A referida data foi assinalada no passado dia 24 com uma sessão solene. Um momento que interpelou reflexões importantes sobre o sistema de justiça e sobre o atual momento do judiciário. Como não podia deixar de ser a questão da revisão do Estatuto dos Magistrados Judiciais esteve presente em diversas intervenções. É a questão central e uma peça essencial no contexto das recentes e profundas alterações no judiciário.

De forma absolutamente clara e direta o Presidente da Republica interpelou a uma participação ativa do Conselho no processo de revisão do Estatuto. Quer o presidente quer o vice-presidente deste Conselho superior, que, em termos de competência neste orgão de gestão podem ser apresentados, de modo simplificado, como o "chairman" e o "CEO", não enjeitaram tal responsabilidade.

É essencial que assim seja e que essa assunção seja plena, abarcando todos os pontos em discussão. E que a associação de juízes não seja deixada a falar sozinha com o poder político em diversas áreas.

De entre todos os temas, o mais crítico e sensível, também aquele em que mais vezes os Conselhos enjeitam envolvimento, está a questão do estatuto económico e social dos juízes. Parece haver, se não um complexo pelo menos uma reserva excessiva, na assunção de que a importância e dignidade das funções também comporta esta valência. E que deve ser discutida de forma aberta e transparente, conhecendo a realidade do país e a realidade da situação dos juízes.

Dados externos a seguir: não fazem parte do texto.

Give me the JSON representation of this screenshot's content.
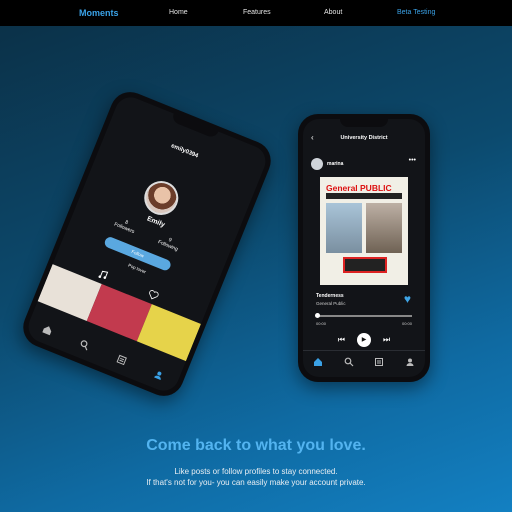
{
  "nav": {
    "brand": "Moments",
    "links": [
      "Home",
      "Features",
      "About",
      "Beta Testing"
    ]
  },
  "profile_phone": {
    "username": "emily0394",
    "display_name": "Emily",
    "followers_count": "8",
    "followers_label": "Followers",
    "following_count": "9",
    "following_label": "Following",
    "follow_button": "Follow",
    "bio": "Pop lover"
  },
  "music_phone": {
    "header": "University District",
    "post_user": "marina",
    "album_title": "General PUBLIC",
    "song_title": "Tenderness",
    "artist": "General Public",
    "time_start": "00:00",
    "time_end": "00:00"
  },
  "hero": {
    "headline": "Come back to what you love.",
    "sub_line_1": "Like posts or follow profiles to stay connected.",
    "sub_line_2": "If that's not for you- you can easily make your account private."
  },
  "colors": {
    "accent": "#3aa1e6",
    "headline": "#53b4f0"
  }
}
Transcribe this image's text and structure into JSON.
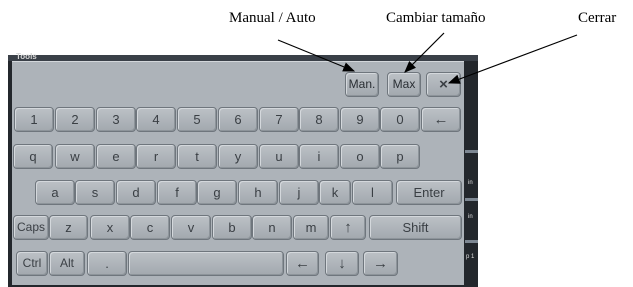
{
  "annotations": {
    "manual_auto": "Manual / Auto",
    "resize": "Cambiar tamaño",
    "close": "Cerrar"
  },
  "background": {
    "title": "Tools",
    "right_labels": [
      "in",
      "in",
      "p 1"
    ]
  },
  "keyboard": {
    "top": {
      "manual": "Man.",
      "max": "Max",
      "close": "×"
    },
    "row1": [
      "1",
      "2",
      "3",
      "4",
      "5",
      "6",
      "7",
      "8",
      "9",
      "0",
      "←"
    ],
    "row2": [
      "q",
      "w",
      "e",
      "r",
      "t",
      "y",
      "u",
      "i",
      "o",
      "p"
    ],
    "row3": [
      "a",
      "s",
      "d",
      "f",
      "g",
      "h",
      "j",
      "k",
      "l",
      "Enter"
    ],
    "row4": [
      "Caps",
      "z",
      "x",
      "c",
      "v",
      "b",
      "n",
      "m",
      "↑",
      "Shift"
    ],
    "row5": [
      "Ctrl",
      "Alt",
      ".",
      "",
      "←",
      "↓",
      "→"
    ]
  },
  "colors": {
    "keyboard_bg": "#adb3b9",
    "key_face": "#b5bac0",
    "background_window": "#23272c"
  }
}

Importa dizer que os juízes não enjeitam, ou alguma vez enjeitarão, qualquer possibilidade de total declaração de rendimentos e interesses. A carreira de juiz é exercida em absoluta e completa dedicação e exclusividade. Não há rigorosamente nada a esconder e seria talvez importante que todos os cidadãos tivessem conhecimento desta realidade para não serem contaminados com todo o tipo de desinformação populista.

Na sequência da interpelação feita, o vice-presidente do CSM, Juiz-Conselheiro Mário Belo Morgado, teve uma afirmação muito importante declarando, sem rebuços, "reivindicar o fim das disparidades salariais" entre os juízes e os membros das entidades de regulação e supervisão. Já o próprio presidente, Juiz-Conselheiro António Henriques Gaspar, o dissera em mais de uma ocasião.

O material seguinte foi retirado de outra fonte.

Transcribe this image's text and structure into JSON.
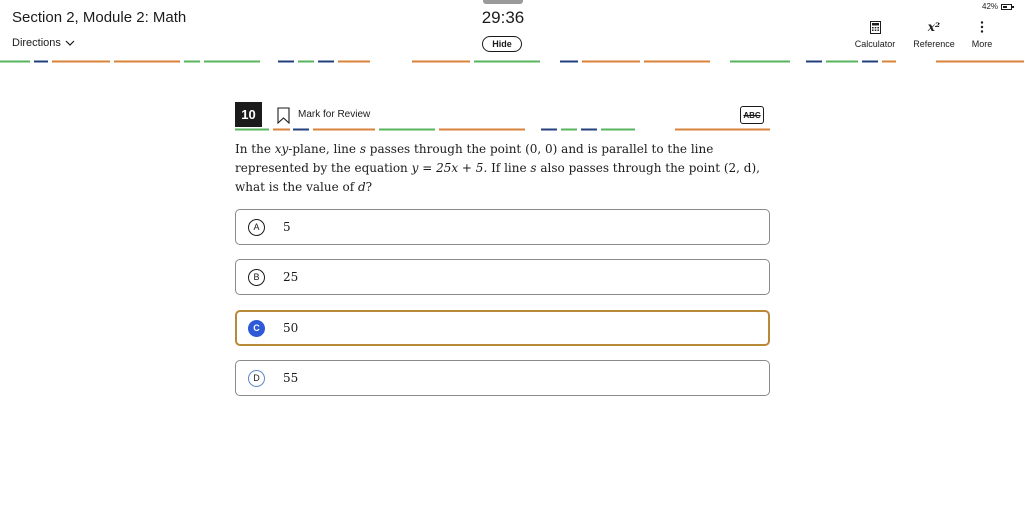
{
  "header": {
    "section_title": "Section 2, Module 2: Math",
    "directions_label": "Directions",
    "timer": "29:36",
    "hide_label": "Hide",
    "battery": "42%",
    "tools": {
      "calculator": "Calculator",
      "reference": "Reference",
      "more": "More"
    },
    "reference_icon_text": "x²"
  },
  "question": {
    "number": "10",
    "mark_label": "Mark for Review",
    "abc_label": "ABC",
    "stem_parts": {
      "p1": "In the ",
      "xy": "xy",
      "p2": "-plane, line ",
      "s1": "s",
      "p3": " passes through the point ",
      "pt1": "(0, 0)",
      "p4": " and is parallel to the line represented by the equation ",
      "eq": "y = 25x + 5",
      "p5": ". If line ",
      "s2": "s",
      "p6": " also passes through the point ",
      "pt2": "(2, d)",
      "p7": ", what is the value of ",
      "d": "d",
      "p8": "?"
    },
    "choices": [
      {
        "letter": "A",
        "value": "5"
      },
      {
        "letter": "B",
        "value": "25"
      },
      {
        "letter": "C",
        "value": "50"
      },
      {
        "letter": "D",
        "value": "55"
      }
    ],
    "selected": "C"
  },
  "colors": {
    "selected_border": "#b9893a",
    "selected_fill": "#2f5ad7",
    "dash_orange": "#d9823a",
    "dash_green": "#57b45c",
    "dash_blue": "#23407d"
  },
  "icons": {
    "directions": "chevron-down-icon",
    "mark": "bookmark-icon",
    "calculator": "calculator-icon",
    "reference": "reference-icon",
    "more": "more-vertical-icon",
    "battery": "battery-icon"
  }
}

Se há coisa incompreensível é dizer-se que para garantir competência e independência tem que se pagar a um regulador o dobro, o triplo, o quíntuplo ou o décuplo do ordenado de um juiz.

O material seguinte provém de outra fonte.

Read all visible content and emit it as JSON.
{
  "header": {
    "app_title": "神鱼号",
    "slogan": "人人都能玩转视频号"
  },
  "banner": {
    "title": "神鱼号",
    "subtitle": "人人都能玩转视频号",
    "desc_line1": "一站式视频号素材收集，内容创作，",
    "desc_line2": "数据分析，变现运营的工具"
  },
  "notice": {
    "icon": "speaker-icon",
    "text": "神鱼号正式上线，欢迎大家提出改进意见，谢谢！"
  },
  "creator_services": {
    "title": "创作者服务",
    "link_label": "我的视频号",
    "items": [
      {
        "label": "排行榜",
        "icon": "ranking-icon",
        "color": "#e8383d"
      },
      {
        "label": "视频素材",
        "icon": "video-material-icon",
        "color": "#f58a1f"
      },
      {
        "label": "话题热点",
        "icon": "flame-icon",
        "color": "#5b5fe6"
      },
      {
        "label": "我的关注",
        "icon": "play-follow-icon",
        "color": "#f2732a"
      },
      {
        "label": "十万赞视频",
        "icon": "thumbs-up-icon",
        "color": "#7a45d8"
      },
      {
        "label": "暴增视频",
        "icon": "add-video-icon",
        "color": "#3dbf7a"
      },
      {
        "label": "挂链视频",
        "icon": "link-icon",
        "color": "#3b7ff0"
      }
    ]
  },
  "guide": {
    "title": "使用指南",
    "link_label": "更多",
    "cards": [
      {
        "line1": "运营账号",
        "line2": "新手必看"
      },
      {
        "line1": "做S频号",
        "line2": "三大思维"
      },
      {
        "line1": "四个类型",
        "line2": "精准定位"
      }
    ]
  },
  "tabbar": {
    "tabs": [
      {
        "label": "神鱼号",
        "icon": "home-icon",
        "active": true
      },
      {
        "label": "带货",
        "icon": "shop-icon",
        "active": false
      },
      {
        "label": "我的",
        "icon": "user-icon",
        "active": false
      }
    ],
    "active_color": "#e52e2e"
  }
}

E se há coisa que os juízes não aceitam também é esta associação direta entre o vencimento e a independência, pelo menos nos termos restritos em que muitos a apresentam. Os juízes sempre foram, são e serão absolutamente independentes e imparciais apesar da forte degradação do seu estatuto económico. Não é para prevenir a corrupção ou o tráfico de influências que uma consistente revalorização é essencial. É porque é justa e inerente à importância da função.

Ainda assim, nem tanto ao mar nem tanto à terra. A revalorização é importante, conhecendo a realidade do país e num quadro coerente. O facto de se dizer que a disparidade com o estatuto dos reguladores não tem qualquer razão de ser, se o que se trata é de garantir competência e independência, não implica concluir-se, nem nada que se pareça, que as propostas dos juízes sejam equivalentes a essas.

Possivelmente, num quadro jurídico transparente e racional, o que deveria prever-se seria um estatuto uniformizado de todos os corpos independentes do Estado, sendo o estatuto dos juízes a referência para todos os outros, enquanto órgãos cuja independência está na genética e é a coluna central do seu regime.

Quando se diz que o funcionamento da justiça impacta fortemente na economia e no investimento, mesmo com tudo o que de errado essa afirmação comporta, impõe-se perguntar se será que alguém acredita que se possa ter um sistema de justiça reforçado e eficiente sem os seus titulares estarem fortemente empenhados e motivados?

Ainda bem que o CSM se chegou a esta discussão. Gerir o sistema e os juízes também é isso. Seja bem-vindo.